We started the morning just after 7am at Plumpton College where Arthur and his team make most of their hard cheeses - they have use of the college’s facilities in exchange for Arthur teaching the students a few times a month. He makes a few of his cheeses especially for Plumpton including Woodside Red which was one of the cheeses we saw in production.
Our day started with tasting each of the cheeses he produces, including Mayfield Swiss and Lord London and stories about each, such as that Lord London was originally created for the 2012 Olympics.
The Mayfield Make:
It is made using 2300 litres of milk which turn into only 14 cheeses!
The starter cultures and rennet are added to the warm, pasteurised milk and left to set for around half an hour. The set of the gel is then tested by running a knife through the curd and seeing how it lifts up and how well it holds its shape.

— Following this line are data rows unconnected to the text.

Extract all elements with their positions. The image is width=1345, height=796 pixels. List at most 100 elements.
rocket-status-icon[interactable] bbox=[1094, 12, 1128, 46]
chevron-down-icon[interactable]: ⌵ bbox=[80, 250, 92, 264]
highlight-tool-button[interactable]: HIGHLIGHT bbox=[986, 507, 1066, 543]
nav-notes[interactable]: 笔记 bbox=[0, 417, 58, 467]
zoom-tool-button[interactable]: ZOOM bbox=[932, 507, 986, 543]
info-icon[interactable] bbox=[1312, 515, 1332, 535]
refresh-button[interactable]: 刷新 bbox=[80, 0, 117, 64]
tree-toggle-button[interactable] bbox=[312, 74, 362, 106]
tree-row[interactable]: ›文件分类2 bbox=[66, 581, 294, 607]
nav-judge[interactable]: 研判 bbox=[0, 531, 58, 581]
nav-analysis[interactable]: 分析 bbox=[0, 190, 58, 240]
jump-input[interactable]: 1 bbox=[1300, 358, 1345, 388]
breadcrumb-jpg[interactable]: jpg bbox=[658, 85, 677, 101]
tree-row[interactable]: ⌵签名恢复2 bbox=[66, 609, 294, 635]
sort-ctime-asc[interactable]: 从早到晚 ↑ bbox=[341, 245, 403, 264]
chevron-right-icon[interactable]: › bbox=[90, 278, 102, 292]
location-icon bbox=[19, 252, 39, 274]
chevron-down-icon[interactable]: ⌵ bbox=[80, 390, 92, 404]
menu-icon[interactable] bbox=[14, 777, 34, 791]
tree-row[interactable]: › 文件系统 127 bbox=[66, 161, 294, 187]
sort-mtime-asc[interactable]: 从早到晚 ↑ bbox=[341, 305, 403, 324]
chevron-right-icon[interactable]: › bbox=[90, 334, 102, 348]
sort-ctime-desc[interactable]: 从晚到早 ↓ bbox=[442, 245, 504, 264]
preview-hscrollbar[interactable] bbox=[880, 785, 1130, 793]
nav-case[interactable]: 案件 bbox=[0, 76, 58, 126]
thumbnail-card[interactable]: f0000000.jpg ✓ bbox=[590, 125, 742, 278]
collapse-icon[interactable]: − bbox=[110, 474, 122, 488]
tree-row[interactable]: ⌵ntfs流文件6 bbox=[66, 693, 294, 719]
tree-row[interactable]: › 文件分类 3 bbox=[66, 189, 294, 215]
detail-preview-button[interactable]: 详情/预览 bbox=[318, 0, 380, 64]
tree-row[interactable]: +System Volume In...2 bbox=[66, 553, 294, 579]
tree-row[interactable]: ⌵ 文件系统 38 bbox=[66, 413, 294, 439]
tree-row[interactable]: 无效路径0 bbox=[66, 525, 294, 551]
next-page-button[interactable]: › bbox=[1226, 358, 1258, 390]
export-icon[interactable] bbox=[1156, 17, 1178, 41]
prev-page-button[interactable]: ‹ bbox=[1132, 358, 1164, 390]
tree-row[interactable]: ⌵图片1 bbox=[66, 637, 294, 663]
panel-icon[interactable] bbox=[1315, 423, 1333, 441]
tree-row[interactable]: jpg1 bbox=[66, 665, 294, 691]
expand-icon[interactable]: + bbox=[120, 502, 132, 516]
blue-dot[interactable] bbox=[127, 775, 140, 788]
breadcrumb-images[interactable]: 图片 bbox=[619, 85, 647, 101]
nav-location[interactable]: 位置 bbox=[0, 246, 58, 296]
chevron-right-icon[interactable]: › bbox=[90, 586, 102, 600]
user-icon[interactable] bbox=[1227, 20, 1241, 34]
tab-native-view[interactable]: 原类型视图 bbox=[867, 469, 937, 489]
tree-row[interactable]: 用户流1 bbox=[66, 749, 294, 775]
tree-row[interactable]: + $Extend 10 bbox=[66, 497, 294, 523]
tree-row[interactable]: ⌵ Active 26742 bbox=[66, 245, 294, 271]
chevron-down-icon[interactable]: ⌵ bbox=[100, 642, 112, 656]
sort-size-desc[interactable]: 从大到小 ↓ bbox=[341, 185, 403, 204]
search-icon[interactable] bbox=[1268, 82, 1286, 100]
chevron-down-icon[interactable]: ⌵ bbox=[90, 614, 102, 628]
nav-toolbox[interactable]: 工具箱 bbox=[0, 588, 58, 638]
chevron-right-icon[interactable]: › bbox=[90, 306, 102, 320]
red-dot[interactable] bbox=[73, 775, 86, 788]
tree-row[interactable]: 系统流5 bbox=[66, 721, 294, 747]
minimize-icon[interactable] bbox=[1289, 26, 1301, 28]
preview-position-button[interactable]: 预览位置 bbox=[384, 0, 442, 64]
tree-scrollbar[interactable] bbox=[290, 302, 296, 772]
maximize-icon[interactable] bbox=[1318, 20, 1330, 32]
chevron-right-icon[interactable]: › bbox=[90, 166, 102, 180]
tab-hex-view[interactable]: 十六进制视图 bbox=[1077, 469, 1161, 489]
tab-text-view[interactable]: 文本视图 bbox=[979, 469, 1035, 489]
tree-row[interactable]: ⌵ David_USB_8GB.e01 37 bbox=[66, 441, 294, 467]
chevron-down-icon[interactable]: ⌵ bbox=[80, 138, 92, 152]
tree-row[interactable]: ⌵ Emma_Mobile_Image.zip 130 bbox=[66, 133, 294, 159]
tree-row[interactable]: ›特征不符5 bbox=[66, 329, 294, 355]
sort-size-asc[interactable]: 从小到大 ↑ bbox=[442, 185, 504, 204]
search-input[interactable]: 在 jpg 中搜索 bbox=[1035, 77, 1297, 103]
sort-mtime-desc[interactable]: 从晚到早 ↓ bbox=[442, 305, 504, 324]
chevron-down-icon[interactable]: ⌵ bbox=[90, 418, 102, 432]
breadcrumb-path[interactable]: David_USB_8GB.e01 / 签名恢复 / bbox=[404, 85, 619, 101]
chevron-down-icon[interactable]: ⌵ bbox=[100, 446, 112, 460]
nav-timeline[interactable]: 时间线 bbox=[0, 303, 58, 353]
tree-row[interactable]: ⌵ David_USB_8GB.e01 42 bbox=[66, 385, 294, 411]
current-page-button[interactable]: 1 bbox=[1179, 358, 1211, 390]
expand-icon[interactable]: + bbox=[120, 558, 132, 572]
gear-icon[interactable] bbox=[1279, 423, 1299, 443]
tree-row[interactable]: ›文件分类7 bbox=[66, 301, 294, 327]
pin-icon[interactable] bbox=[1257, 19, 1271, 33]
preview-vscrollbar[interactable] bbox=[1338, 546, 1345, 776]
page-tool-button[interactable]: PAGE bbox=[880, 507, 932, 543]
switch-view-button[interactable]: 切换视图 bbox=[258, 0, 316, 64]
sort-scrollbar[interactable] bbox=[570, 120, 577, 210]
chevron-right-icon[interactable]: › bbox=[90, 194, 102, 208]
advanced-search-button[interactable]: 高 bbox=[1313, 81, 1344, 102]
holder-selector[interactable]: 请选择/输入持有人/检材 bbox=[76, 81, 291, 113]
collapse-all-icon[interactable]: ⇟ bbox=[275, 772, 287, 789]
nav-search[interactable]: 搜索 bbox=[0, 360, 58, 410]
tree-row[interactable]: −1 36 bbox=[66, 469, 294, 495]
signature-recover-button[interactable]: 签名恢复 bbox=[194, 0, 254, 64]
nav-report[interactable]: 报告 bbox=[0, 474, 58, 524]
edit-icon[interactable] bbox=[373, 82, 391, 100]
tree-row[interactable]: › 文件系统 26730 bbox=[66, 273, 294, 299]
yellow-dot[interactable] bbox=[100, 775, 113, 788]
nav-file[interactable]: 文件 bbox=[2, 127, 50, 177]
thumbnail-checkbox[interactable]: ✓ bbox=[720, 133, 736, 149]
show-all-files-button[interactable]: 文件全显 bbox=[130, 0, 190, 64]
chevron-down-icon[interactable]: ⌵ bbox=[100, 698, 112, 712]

The curds are then cut using a set of wires attached to arms that rotate over the vat for about 15 minutes.
Reece testing if the curds were ready to mould
After the curds are cut, they drain out about 20% of the whey and replace it with hot water to wash the curds, raising the temperature of the vat to about 30 degrees Celsius.
Annie using hot water to heat Woodside Red curds
Curd washing started in the Alps as a way to heat the curds without setting fire to the wooden vats they originally used. It was traditionally done to lower acidity and improve the texture of the finished cheese.
After the curd has been washed, they then move it over to one side of the vat using a metal barrier and drain off enough whey so that the curds start to become visible.
The curds are then moved into the moulds and pressed. They weigh about 30kg each at this point. After an hour and a half of gentle pressure the cheeses are flipped and returned to the press for a further 90 minutes.
The cheeses are then floated in a brine solution for 3 days while their pH drops before being moved to the maturing rooms and aged for 5-6 months.
Mayfield on the right, Farmhouse on the left
A product that Arthur is currently developing, is butter made using the leftover whey. Cream is separated from the whey using a centrifuge. There’s about a 1% yield and it took over an hour to create the cream needed for the four blocks of butter we made! If they scale up the process, they will be using a centrifuge with a much larger capacity. The resulting butter was very creamy and delicious but very labour intensive!
Whey being set aside for butter
Our day ended with a tour of the facilities at Five Ashes - the company’s original site - bought from a friend who used to make cheese there but decided to move back to South Africa for some warmth! Five Ashes comprises a series of barns, one for making the soft and blue cheeses, two for maturing / cold rooms and the other an office and staff area.
We had a great time with Arthur and his team and found the whole day fascinating.